新型ウイルス 観光客激減のタイ 小売業者が賃料引き下げを要求
新型コロナウイルスの感染拡大の影響で観光業が深刻な打撃を受けているタイでは、外国人旅行者の激減を受け、商業施設に出店する小売業者が賃料の引き下げを訴える事態となっています。
年間4000万人近くの外国人旅行者が訪れるタイでは、およそ30%を占める中国人の旅行者が激減し、観光業が深刻な打撃を受けています。

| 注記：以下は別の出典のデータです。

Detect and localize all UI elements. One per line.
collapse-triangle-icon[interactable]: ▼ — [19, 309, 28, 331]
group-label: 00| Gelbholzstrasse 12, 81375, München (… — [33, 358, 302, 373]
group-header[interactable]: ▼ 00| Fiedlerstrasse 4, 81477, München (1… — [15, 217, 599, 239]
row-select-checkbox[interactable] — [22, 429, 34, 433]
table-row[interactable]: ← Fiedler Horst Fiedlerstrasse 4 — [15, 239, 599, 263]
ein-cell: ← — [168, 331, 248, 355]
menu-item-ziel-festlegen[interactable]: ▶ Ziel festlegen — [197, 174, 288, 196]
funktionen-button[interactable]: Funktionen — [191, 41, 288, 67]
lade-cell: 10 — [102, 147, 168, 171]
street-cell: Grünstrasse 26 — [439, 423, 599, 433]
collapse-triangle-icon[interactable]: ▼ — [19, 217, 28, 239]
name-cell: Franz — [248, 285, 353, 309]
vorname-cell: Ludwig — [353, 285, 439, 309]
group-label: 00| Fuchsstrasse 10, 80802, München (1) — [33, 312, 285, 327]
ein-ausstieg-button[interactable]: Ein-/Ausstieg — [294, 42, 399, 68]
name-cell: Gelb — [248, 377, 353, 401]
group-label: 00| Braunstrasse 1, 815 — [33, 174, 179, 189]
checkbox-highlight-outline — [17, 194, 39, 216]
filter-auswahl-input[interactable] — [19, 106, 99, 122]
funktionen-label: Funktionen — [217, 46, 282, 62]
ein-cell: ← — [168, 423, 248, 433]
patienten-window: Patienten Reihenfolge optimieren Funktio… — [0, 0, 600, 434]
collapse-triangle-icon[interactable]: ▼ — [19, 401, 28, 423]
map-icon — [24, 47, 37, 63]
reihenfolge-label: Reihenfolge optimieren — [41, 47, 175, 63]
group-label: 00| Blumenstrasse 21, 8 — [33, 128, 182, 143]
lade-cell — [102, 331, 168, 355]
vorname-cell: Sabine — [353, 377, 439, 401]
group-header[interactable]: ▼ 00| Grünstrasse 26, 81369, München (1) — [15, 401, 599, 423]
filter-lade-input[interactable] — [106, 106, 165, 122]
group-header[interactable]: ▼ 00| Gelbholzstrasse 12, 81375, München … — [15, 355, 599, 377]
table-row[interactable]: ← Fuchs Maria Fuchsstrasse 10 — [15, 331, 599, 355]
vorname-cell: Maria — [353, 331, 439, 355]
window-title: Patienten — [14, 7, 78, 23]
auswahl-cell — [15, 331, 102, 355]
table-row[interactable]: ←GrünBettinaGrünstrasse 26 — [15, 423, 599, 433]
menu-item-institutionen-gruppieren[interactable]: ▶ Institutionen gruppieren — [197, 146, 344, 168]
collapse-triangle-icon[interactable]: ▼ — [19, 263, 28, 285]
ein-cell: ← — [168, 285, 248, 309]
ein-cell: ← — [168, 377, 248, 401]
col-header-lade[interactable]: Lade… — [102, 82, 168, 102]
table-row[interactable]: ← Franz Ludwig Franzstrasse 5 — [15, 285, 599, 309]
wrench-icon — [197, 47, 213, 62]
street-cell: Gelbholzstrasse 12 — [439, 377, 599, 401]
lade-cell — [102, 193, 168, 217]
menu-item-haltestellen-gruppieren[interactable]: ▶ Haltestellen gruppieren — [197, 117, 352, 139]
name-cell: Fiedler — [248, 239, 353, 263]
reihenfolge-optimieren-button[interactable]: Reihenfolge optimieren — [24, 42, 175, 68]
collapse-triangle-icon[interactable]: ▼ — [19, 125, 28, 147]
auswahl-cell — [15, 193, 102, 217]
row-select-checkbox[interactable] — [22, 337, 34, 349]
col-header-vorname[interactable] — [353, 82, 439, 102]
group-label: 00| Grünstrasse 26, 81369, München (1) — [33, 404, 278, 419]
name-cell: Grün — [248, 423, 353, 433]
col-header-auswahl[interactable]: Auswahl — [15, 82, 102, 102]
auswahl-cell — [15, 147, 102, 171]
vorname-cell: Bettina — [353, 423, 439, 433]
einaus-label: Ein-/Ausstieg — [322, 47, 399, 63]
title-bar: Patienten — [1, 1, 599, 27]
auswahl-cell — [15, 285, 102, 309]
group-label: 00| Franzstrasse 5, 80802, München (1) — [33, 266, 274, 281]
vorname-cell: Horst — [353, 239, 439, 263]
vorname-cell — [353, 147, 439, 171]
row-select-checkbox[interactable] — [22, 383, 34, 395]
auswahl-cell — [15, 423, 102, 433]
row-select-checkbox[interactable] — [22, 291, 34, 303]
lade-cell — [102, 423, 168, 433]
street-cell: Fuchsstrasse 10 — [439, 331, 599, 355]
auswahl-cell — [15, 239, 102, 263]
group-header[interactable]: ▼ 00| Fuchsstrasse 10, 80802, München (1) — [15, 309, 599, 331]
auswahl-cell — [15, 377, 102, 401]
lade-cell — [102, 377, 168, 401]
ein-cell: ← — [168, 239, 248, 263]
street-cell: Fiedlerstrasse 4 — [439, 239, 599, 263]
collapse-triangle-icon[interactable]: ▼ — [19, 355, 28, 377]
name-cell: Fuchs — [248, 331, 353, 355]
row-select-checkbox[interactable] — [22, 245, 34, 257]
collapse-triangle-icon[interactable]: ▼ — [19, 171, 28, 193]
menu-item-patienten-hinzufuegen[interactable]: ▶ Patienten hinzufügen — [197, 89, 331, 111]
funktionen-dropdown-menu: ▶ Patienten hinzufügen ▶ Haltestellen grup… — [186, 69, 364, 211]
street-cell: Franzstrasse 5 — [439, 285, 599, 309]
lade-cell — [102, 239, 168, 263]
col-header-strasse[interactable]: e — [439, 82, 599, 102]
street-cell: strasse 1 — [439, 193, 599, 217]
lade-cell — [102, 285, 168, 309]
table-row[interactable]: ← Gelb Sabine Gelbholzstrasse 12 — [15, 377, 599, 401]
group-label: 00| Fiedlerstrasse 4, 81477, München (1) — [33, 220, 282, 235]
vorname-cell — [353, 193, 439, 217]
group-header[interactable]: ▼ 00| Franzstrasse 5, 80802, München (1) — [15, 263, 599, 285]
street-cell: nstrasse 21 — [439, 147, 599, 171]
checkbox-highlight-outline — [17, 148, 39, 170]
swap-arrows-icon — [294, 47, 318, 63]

この影響でバンコク中心部にある大型の商業施設でも来店客の大半を占める外国人旅行者が激減し、店舗の売り上げが落ち込んでいるということで、28日、商業施設に出店する小売業者およそ200人が賃料の引き下げを訴えました。

集まった人たちは、「施設側は身勝手だ」とか、「このままではやっていけない」などと書かれたプラカードを掲げ、口々に「賃料を下げて」と叫びました。

ここで衣料品を販売する男性は「かつてない困難に直面しています。賃料に見合う売り上げを出せる状況ではありませんが、それでも従業員の生活を守る必要があるのです」と話していました。

バンコクでは、ほかの商業施設でも、出店する小売業者が賃料引き下げを訴えたばかりで、新型コロナウイルスによる経済への影響が広がっています。

タイ政府は今月、ことしの経済成長率の見通しをこれまでの見通しよりも1.2ポイント引き下げ、プラス1.5%から2.5%に下方修正するなど、景気の冷え込みは避けられない情勢で、現地に数多く進出する日系企業の業績にも影響を与えそうです。